W brytyjskim parlamencie odbędzie się 5 września debata nad podpisaną przez ponad 4 miliony osób petycją wzywającą do przeprowadzenia drugiego referendum w sprawie członkostwa Wielkiej Brytanii w UE. Nie zapadną jednak żadne decyzje.

Jak poinformowała we wtorek parlamentarna komisja ds. petycji Izba Gmin nie podejmie decyzji w sprawie ewentualnej powtórki czerwcowego głosowania, w którym 52 proc. Brytyjczyków opowiedziało się za Brexitem. Komisja wyjaśniła, że zdecydowała się na debatę z uwagi na wielką liczbę sygnatariuszy, a jednocześnie podkreśliła, że nie popiera apelu o drugie referendum.
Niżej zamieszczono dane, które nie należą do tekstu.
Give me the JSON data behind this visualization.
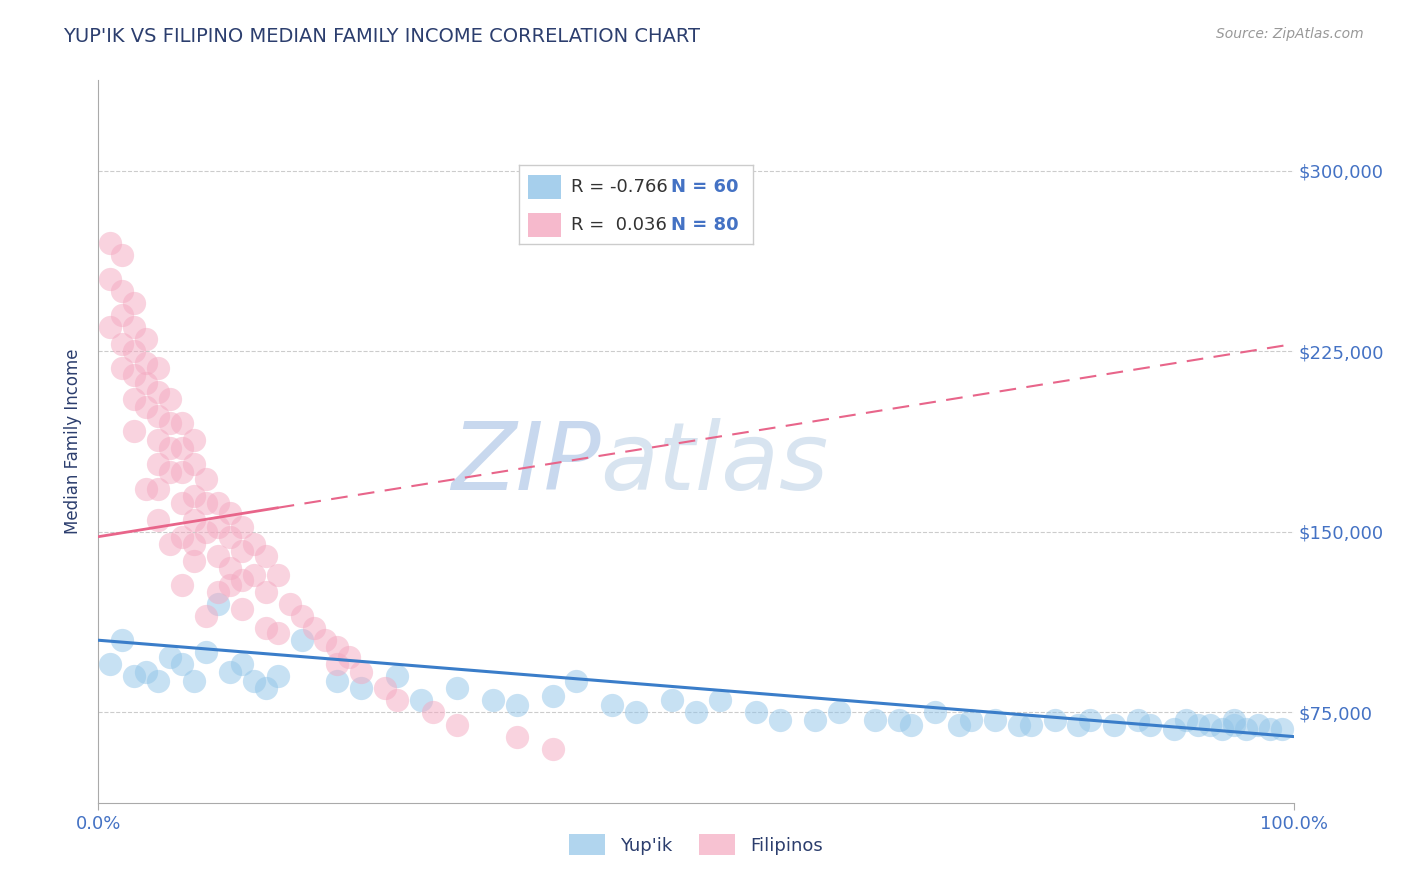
{
  "title": "YUP'IK VS FILIPINO MEDIAN FAMILY INCOME CORRELATION CHART",
  "source_text": "Source: ZipAtlas.com",
  "ylabel": "Median Family Income",
  "xlim": [
    0.0,
    1.0
  ],
  "ylim": [
    37500,
    337500
  ],
  "yticks": [
    75000,
    150000,
    225000,
    300000
  ],
  "ytick_labels": [
    "$75,000",
    "$150,000",
    "$225,000",
    "$300,000"
  ],
  "xticks": [
    0.0,
    1.0
  ],
  "xtick_labels": [
    "0.0%",
    "100.0%"
  ],
  "blue_color": "#90c4e8",
  "pink_color": "#f4a8c0",
  "blue_line_color": "#3a7dc9",
  "pink_line_color": "#e8658a",
  "title_color": "#2c3e6e",
  "axis_label_color": "#2c3e6e",
  "tick_label_color": "#4472c4",
  "watermark_color": "#dce6f5",
  "legend_text_color": "#333333",
  "legend_n_color": "#4472c4",
  "legend_R_blue": "R = -0.766",
  "legend_N_blue": "N = 60",
  "legend_R_pink": "R =  0.036",
  "legend_N_pink": "N = 80",
  "blue_intercept": 105000,
  "blue_slope": -40000,
  "pink_intercept": 148000,
  "pink_slope": 80000,
  "blue_scatter_x": [
    0.01,
    0.02,
    0.03,
    0.04,
    0.05,
    0.06,
    0.07,
    0.08,
    0.09,
    0.1,
    0.11,
    0.12,
    0.13,
    0.14,
    0.15,
    0.17,
    0.2,
    0.22,
    0.25,
    0.27,
    0.3,
    0.33,
    0.35,
    0.38,
    0.4,
    0.43,
    0.45,
    0.48,
    0.5,
    0.52,
    0.55,
    0.57,
    0.6,
    0.62,
    0.65,
    0.67,
    0.68,
    0.7,
    0.72,
    0.73,
    0.75,
    0.77,
    0.78,
    0.8,
    0.82,
    0.83,
    0.85,
    0.87,
    0.88,
    0.9,
    0.91,
    0.92,
    0.93,
    0.94,
    0.95,
    0.95,
    0.96,
    0.97,
    0.98,
    0.99
  ],
  "blue_scatter_y": [
    95000,
    105000,
    90000,
    92000,
    88000,
    98000,
    95000,
    88000,
    100000,
    120000,
    92000,
    95000,
    88000,
    85000,
    90000,
    105000,
    88000,
    85000,
    90000,
    80000,
    85000,
    80000,
    78000,
    82000,
    88000,
    78000,
    75000,
    80000,
    75000,
    80000,
    75000,
    72000,
    72000,
    75000,
    72000,
    72000,
    70000,
    75000,
    70000,
    72000,
    72000,
    70000,
    70000,
    72000,
    70000,
    72000,
    70000,
    72000,
    70000,
    68000,
    72000,
    70000,
    70000,
    68000,
    72000,
    70000,
    68000,
    70000,
    68000,
    68000
  ],
  "pink_scatter_x": [
    0.01,
    0.01,
    0.01,
    0.02,
    0.02,
    0.02,
    0.02,
    0.02,
    0.03,
    0.03,
    0.03,
    0.03,
    0.03,
    0.04,
    0.04,
    0.04,
    0.04,
    0.05,
    0.05,
    0.05,
    0.05,
    0.05,
    0.06,
    0.06,
    0.06,
    0.06,
    0.07,
    0.07,
    0.07,
    0.07,
    0.08,
    0.08,
    0.08,
    0.08,
    0.08,
    0.09,
    0.09,
    0.09,
    0.1,
    0.1,
    0.1,
    0.11,
    0.11,
    0.11,
    0.12,
    0.12,
    0.12,
    0.13,
    0.13,
    0.14,
    0.14,
    0.15,
    0.16,
    0.17,
    0.18,
    0.19,
    0.2,
    0.21,
    0.22,
    0.24,
    0.15,
    0.12,
    0.1,
    0.08,
    0.05,
    0.07,
    0.09,
    0.06,
    0.04,
    0.03,
    0.25,
    0.28,
    0.3,
    0.35,
    0.38,
    0.2,
    0.14,
    0.11,
    0.07,
    0.05
  ],
  "pink_scatter_y": [
    270000,
    255000,
    235000,
    265000,
    250000,
    240000,
    228000,
    218000,
    245000,
    235000,
    225000,
    215000,
    205000,
    230000,
    220000,
    212000,
    202000,
    218000,
    208000,
    198000,
    188000,
    178000,
    205000,
    195000,
    185000,
    175000,
    195000,
    185000,
    175000,
    162000,
    188000,
    178000,
    165000,
    155000,
    145000,
    172000,
    162000,
    150000,
    162000,
    152000,
    140000,
    158000,
    148000,
    135000,
    152000,
    142000,
    130000,
    145000,
    132000,
    140000,
    125000,
    132000,
    120000,
    115000,
    110000,
    105000,
    102000,
    98000,
    92000,
    85000,
    108000,
    118000,
    125000,
    138000,
    155000,
    128000,
    115000,
    145000,
    168000,
    192000,
    80000,
    75000,
    70000,
    65000,
    60000,
    95000,
    110000,
    128000,
    148000,
    168000
  ]
}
W petycji zamieszczonej online przed referendum z 23 czerwca napisano, że rząd powinien przeprowadzić kolejne referendum, jeśli poparcie dla jednej z opcji (pozostać w UE lub wyjść z UE) będzie mniejsze niż 60 proc., przy frekwencji poniżej 75 proc.

"Debata umożliwi posłom przedstawienie gamy poglądów w imieniu ich okręgów wyborczych. Na zakończenie debaty jeden z ministrów odpowie na poruszone kwestie" - napisano w oświadczeniu komisji, zastrzegając, że finałem debaty nie będzie decyzja Izby Gmin w sprawie drugiego referendum.

Drugie głosowanie wykluczyła Theresa May, która w środę zastąpi Davida Camerona na stanowisku premiera Wielkiej Brytanii. (PAP)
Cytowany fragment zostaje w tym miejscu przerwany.